Kids are seen as resilient little creatures that bounce back no matter what you do. That notion is deceiving. Sure we “bounce back”, but the way we do can be pretty nasty and disfigured. Only a lucky few can take all that hurt and anger and turn it into something amazing. Some of us become artists, some therapists, others become singers. Music is how I cope and singers are what got me through my low points. Unfortunately, many of us go on to become what we feared: addicts and alcoholics.”
Her View on Recovery
"Only one of my parents is in recovery. The other I have lost all contact with and I prefer it that way. In my mind, when someone is in recovery, they are in for life. It isn't a crutch, it isn't an excuse, its a safety system. Going it alone isn’t manageable. We are pack animals, and when the disease makes you turn on your family of origin, you need another pack that knows what you are going through to help. The family of origin mustn’t become enablers and babysitters, but rather, light houses.

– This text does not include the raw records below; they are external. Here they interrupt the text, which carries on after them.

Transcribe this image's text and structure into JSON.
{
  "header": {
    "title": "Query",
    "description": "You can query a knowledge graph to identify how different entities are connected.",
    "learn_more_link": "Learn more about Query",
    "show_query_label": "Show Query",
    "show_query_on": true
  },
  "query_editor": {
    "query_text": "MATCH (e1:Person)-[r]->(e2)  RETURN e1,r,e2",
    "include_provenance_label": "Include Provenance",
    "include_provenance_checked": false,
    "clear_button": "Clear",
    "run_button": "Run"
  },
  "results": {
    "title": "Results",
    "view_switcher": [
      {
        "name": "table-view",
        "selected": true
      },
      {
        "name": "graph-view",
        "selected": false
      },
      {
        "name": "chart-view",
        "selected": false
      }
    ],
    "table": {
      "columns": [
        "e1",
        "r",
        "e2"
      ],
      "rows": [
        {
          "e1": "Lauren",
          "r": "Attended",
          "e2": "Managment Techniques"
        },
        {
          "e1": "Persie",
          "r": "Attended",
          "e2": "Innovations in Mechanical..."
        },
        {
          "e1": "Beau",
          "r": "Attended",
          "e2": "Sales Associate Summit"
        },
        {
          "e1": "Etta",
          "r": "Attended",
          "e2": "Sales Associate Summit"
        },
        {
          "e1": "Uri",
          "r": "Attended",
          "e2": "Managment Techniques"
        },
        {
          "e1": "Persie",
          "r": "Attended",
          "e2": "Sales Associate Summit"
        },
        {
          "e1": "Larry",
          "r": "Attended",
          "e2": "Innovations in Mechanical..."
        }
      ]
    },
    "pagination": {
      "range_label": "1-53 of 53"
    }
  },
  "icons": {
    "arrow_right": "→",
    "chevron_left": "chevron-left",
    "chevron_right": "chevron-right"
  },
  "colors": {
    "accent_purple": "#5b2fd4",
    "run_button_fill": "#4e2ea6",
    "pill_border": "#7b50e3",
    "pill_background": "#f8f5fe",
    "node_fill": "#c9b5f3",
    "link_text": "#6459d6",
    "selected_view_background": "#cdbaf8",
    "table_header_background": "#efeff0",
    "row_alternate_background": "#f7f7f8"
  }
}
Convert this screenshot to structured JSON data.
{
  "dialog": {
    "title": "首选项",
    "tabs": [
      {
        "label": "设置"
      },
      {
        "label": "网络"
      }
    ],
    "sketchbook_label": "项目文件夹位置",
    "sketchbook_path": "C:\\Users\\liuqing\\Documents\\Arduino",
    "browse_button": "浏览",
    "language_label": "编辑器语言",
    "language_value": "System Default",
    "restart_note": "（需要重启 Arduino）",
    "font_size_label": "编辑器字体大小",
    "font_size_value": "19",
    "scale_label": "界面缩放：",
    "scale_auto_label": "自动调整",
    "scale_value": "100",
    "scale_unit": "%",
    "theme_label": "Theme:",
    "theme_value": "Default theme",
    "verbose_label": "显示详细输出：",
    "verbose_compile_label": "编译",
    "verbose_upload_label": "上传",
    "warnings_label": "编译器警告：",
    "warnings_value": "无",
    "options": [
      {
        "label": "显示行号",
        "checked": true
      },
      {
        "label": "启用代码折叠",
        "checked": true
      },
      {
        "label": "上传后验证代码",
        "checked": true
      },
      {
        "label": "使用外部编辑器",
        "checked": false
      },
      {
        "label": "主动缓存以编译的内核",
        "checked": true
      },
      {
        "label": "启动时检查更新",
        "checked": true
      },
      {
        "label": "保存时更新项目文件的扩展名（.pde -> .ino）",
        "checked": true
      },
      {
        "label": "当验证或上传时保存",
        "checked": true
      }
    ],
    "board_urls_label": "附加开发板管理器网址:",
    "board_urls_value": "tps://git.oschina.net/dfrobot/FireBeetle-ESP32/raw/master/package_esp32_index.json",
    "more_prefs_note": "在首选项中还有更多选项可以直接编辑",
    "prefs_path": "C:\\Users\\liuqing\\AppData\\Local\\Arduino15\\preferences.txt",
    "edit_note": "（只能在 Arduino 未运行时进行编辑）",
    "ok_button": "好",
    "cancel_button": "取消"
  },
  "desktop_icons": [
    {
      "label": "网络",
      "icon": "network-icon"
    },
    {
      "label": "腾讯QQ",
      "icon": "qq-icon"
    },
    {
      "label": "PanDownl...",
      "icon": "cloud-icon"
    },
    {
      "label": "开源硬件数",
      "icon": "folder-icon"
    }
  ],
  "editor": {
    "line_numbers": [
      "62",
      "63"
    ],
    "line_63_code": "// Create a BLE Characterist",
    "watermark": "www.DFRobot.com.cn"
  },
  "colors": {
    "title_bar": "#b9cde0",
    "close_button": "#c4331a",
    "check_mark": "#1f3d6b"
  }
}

How the Past Impacts Her Present
“I have been hurt so much by my parents that I have a hard time trusting people. I am always positive and strong, but if you could project the inside of my mind, it's riddled with worry, self-hatred, loneliness, disgust and love for this world, indecision, depression, anxiety, artistic abilities, a rhythm that would put Elvis to shame, and a need for me to help people with what I have experienced.
According to the Myers-Briggs Type Indicator, I am a Healer. That’s what I tried to do with my parents. I tried to be a mother to them, when they were supposed to be taking care of me. My greatest challenge is to get as good at taking care of me as I am at taking care of others. I have learned that there’s a world of difference between caring for and taking care of."
Today Haven identifies creative expression, writing, and sharing her story for the benefit of others as ways to ensure her continued growth and healing. She is currently pursuing a bachelor’s degree in the field of health and human services. She shows great wisdom in identifying the need for further healing before entering the field.